Getting a taste of the nightlife vibe in London, that was the plan for the night. Meeting Nabihah Iqbal or as we know her; throwing shade for the first time was when I had an impulsive idea to go to a random concert, no info just go. That buzzing feeling you don’t know what the night is going to bring you is the best. It’s like putting yourself on undiscovered ground that brings you the most pleasant surprises.

Enjoying the rush in which London seems to be in all the time, accompanied with the city noises during a luxury ride in a bus to the concert that was held at Scala.  An impressive building that was hard to miss, but due to construction work (what an excuse) we could not seem to find it easily.

So there I was, a big room that was dark and still cold due to the fact that I was too early and one of the first to arrive. The memo being fashionably late is something I never seem to have received.

A soft voice breaking the silence saying “good evening guys, thanks for coming out early, my name is throwing shade” Throwing shade, she said?  I thought it was quite funny since I linked it to literally throwing shade, so I was a bit unsure what kind of music I could expect. Maybe this is just me overanalyzing names though. The inspiration behind her name actually came from a film called Paris is Burning, a film about the New York ballroom scene.  For her, the film coincided with the first trip she had to New York, so for her gave a lot of meaning to the name.

She was taking a few minutes to start up, but then calm and serene sounds started to come out of the speakers on high volume, hypnotizing you right away. Slowly people gathered around in front of her. The room all of a sudden looked quite packed. It’s odd to say but the music she made brought you in a really mellow and relaxed vibe. Not for long though, it vastly takes you into a more upbeat tempo to which you can’t stand still.  Clearly hearing she takes her inspiration from all over the world and mixed that into her music, she had all my attention.

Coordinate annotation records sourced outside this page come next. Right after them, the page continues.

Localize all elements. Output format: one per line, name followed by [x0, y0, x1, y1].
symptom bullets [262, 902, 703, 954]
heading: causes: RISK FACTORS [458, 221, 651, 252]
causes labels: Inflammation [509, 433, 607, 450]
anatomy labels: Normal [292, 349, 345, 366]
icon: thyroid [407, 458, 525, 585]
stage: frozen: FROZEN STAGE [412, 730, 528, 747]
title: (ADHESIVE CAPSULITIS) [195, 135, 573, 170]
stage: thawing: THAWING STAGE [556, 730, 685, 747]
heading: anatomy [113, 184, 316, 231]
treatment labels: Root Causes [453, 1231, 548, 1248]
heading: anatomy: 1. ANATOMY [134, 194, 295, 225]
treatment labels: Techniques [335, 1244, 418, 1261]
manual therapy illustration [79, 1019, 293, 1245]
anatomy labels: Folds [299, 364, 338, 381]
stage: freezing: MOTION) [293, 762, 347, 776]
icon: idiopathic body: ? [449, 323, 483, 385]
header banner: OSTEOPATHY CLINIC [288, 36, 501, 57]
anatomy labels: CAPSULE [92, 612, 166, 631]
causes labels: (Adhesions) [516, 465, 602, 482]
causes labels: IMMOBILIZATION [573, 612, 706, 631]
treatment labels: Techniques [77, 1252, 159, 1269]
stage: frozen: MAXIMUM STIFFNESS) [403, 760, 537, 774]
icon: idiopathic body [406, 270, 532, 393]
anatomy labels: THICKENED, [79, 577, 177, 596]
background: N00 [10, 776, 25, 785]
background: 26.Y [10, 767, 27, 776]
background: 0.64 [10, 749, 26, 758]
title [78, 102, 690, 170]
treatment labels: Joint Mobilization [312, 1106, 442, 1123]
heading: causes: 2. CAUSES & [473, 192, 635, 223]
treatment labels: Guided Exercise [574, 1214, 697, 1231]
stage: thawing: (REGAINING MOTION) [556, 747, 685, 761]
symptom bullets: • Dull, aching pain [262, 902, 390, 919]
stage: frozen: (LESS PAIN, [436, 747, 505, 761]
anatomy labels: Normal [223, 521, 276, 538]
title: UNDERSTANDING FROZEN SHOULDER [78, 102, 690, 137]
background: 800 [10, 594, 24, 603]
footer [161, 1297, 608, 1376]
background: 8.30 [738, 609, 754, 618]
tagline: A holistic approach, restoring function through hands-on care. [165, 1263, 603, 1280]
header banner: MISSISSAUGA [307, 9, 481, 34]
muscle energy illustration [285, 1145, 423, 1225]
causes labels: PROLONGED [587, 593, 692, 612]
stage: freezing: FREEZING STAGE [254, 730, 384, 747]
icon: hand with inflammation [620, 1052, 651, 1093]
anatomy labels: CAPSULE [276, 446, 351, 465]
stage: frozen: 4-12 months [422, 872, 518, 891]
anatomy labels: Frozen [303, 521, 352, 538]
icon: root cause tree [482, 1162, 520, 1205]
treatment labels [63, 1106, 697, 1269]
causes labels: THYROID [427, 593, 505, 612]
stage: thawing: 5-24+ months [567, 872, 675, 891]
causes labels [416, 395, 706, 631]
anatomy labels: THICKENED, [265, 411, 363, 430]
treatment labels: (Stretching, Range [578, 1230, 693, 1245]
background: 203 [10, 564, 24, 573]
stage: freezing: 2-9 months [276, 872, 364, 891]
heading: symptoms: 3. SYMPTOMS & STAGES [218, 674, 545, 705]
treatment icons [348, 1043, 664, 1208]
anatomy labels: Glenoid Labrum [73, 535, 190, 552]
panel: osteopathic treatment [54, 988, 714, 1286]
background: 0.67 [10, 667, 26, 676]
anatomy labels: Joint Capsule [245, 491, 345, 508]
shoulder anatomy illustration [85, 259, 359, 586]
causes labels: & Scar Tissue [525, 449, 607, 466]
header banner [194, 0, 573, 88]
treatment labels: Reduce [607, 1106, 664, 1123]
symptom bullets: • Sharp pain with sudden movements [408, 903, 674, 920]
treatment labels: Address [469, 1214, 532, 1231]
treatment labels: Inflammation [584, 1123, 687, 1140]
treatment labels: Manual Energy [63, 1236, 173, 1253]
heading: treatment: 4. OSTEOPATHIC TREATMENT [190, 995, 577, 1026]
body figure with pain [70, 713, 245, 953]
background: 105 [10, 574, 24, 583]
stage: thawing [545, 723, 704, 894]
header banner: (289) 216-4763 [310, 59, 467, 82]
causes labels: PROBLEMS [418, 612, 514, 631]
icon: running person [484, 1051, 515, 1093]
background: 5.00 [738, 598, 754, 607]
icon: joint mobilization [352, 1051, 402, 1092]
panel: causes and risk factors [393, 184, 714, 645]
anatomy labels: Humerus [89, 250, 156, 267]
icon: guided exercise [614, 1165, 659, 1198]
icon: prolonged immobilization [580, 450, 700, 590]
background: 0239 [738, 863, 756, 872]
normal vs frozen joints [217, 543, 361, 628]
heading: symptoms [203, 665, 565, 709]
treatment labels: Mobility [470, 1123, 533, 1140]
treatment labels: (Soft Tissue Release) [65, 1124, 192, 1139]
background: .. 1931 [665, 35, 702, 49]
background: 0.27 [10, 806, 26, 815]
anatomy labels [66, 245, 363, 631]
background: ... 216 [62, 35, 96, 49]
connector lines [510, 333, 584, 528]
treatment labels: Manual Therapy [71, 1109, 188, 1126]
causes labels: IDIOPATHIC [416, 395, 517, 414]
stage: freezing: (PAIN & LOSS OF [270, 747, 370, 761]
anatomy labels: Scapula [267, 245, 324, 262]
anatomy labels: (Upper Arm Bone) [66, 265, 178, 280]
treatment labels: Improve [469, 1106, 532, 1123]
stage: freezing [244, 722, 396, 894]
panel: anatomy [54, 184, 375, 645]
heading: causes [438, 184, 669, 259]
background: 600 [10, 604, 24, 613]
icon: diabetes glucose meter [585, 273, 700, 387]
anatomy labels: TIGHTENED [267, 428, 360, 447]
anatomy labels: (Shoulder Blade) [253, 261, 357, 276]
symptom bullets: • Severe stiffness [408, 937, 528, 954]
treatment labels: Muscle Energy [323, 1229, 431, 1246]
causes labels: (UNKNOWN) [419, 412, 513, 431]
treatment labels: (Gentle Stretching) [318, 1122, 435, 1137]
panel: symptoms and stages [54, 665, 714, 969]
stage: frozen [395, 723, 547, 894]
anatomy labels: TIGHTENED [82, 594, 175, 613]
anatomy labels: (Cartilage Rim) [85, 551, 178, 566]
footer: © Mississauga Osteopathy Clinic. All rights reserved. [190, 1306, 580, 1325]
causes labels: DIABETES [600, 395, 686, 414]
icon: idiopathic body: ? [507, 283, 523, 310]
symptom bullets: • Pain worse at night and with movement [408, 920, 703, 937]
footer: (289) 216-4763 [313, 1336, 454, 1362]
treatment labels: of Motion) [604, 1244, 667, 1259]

One of her inspirations is Indonesian music – it relies on oral traditions, there are no notations, the musicians have to learn everything by heart therefore making it so highly skilled she says. The rhythms are incredible. The melodies, too. It’s just a completely different approach from learning music in a Western context, where you read sheet music.  What she describes is something that I must admit also reflects in her music. She gives a creative twist to her sound, taking you on a rollercoaster ride on soundwaves.